Esplendor y miseria de la metáfora (A propósito de Las palabras del dominio, de Manuel Muner)

Muner, M.: Las palabras del dominio, Donostia, Iralka, 2000, (La cizaña baja al ágora), 52 págs.

1) «El discurso no es simplemente aquello que traduce las luchas o los sistemas de dominación, sino aquello por lo que, y por medio de lo cual, se lucha; aquel poder del que quiere uno adueñarse», anotó Foucault en un sugerente opúsculo. Hablaba del 'orden del discurso'; de los procedimientos de selección y de exclusión que rigen la forja y circulación de los relatos dominantes; de la 'voluntad de verdad' inherente a todo orden politico-social, una voluntad «reforzada y acompañada por una densa serie de prácticas, como la pedagogía, el sistema de libros, la edición, las bibliotecas». Precisamente contra este inquisitivo y vigilante 'orden del discurso' se baten hoy obras como Las palabras del dominio, que saben de aquellos 'mecanismos de exclusión' apuntados por el filósofo francés y de su temible eficacia marginadora…

2) Ya que Bicel tiende a definirse, en parte, como un 'catálogo de publicaciones', quise implicarme en su tarea con una reseña, con el comentario de un libro. ¿Cómo hacerlo? ¿Cómo referirme al último trabajo de Manuel Muner?
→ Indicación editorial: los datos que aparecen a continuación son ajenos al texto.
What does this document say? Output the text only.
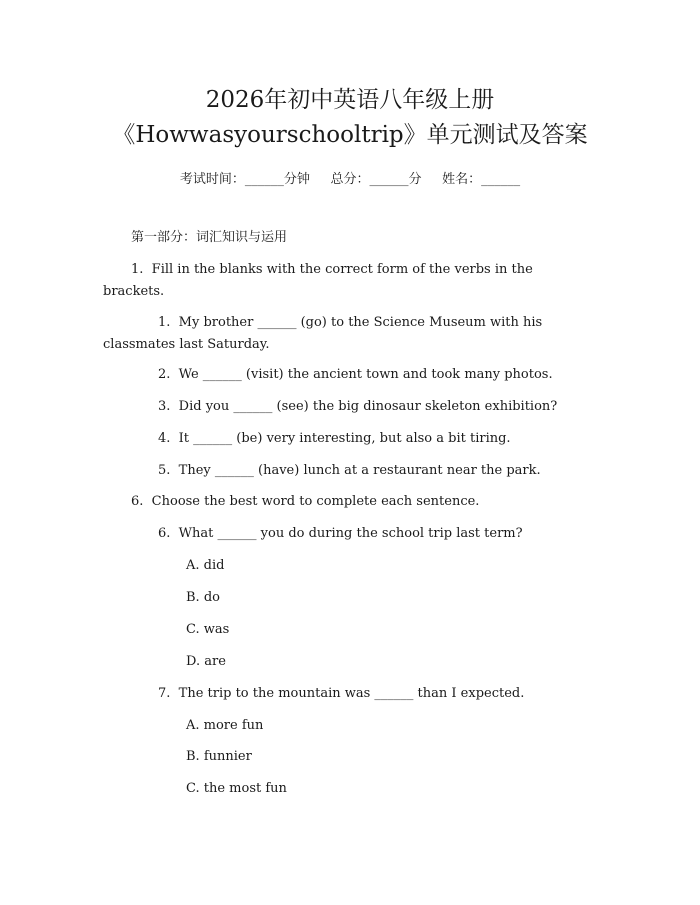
2026年初中英语八年级上册
《Howwasyourschooltrip》单元测试及答案
考试时间：______分钟     总分：______分     姓名：______
第一部分：词汇知识与运用
1.  Fill in the blanks with the correct form of the verbs in the
brackets.
1.  My brother ______ (go) to the Science Museum with his
classmates last Saturday.
2.  We ______ (visit) the ancient town and took many photos.
3.  Did you ______ (see) the big dinosaur skeleton exhibition?
4.  It ______ (be) very interesting, but also a bit tiring.
5.  They ______ (have) lunch at a restaurant near the park.
6.  Choose the best word to complete each sentence.
6.  What ______ you do during the school trip last term?
A. did
B. do
C. was
D. are
7.  The trip to the mountain was ______ than I expected.
A. more fun
B. funnier
C. the most fun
Ante todo, debía evitar la posición clásica del 'crítico' que, afectando superioridad y competencia, examina y juzga una obra 'subalterna'. También quería esquivar el cliché, la 'plantilla', la reseña-canon, con sus pasos prescritos, que nos enseñaron en los Institutos y en la Universidad -una especie de 'andadera', constreñidora de la escritura, que tuve la suerte de olvidar muy pronto-. La única estrategia que me pareció legítima fue la que descubrí en Baudelaire y en su manera de comentar un libro: concebir, en alusión a una obra, un texto 'segundo', consciente de sí mismo como escritura, una re-creación. Justamente lo que Barthes proponía como alternativa a la 'crítica literaria' académica, siempre pedante y siempre despótica: que la obra se convirtiera a su vez en condición de la escritura, en pre-texto, en factor de la reanudación de la literatura, y no en objeto que ha de ser 'valorado', 'medido', 'calificado'. Por todo esto, me voy a limitar a compartir con vosotros las sensaciones que despertó en mí Las palabras del dominio, trabajo que empezó a inquietarme casi antes de conocer su redacción definitiva…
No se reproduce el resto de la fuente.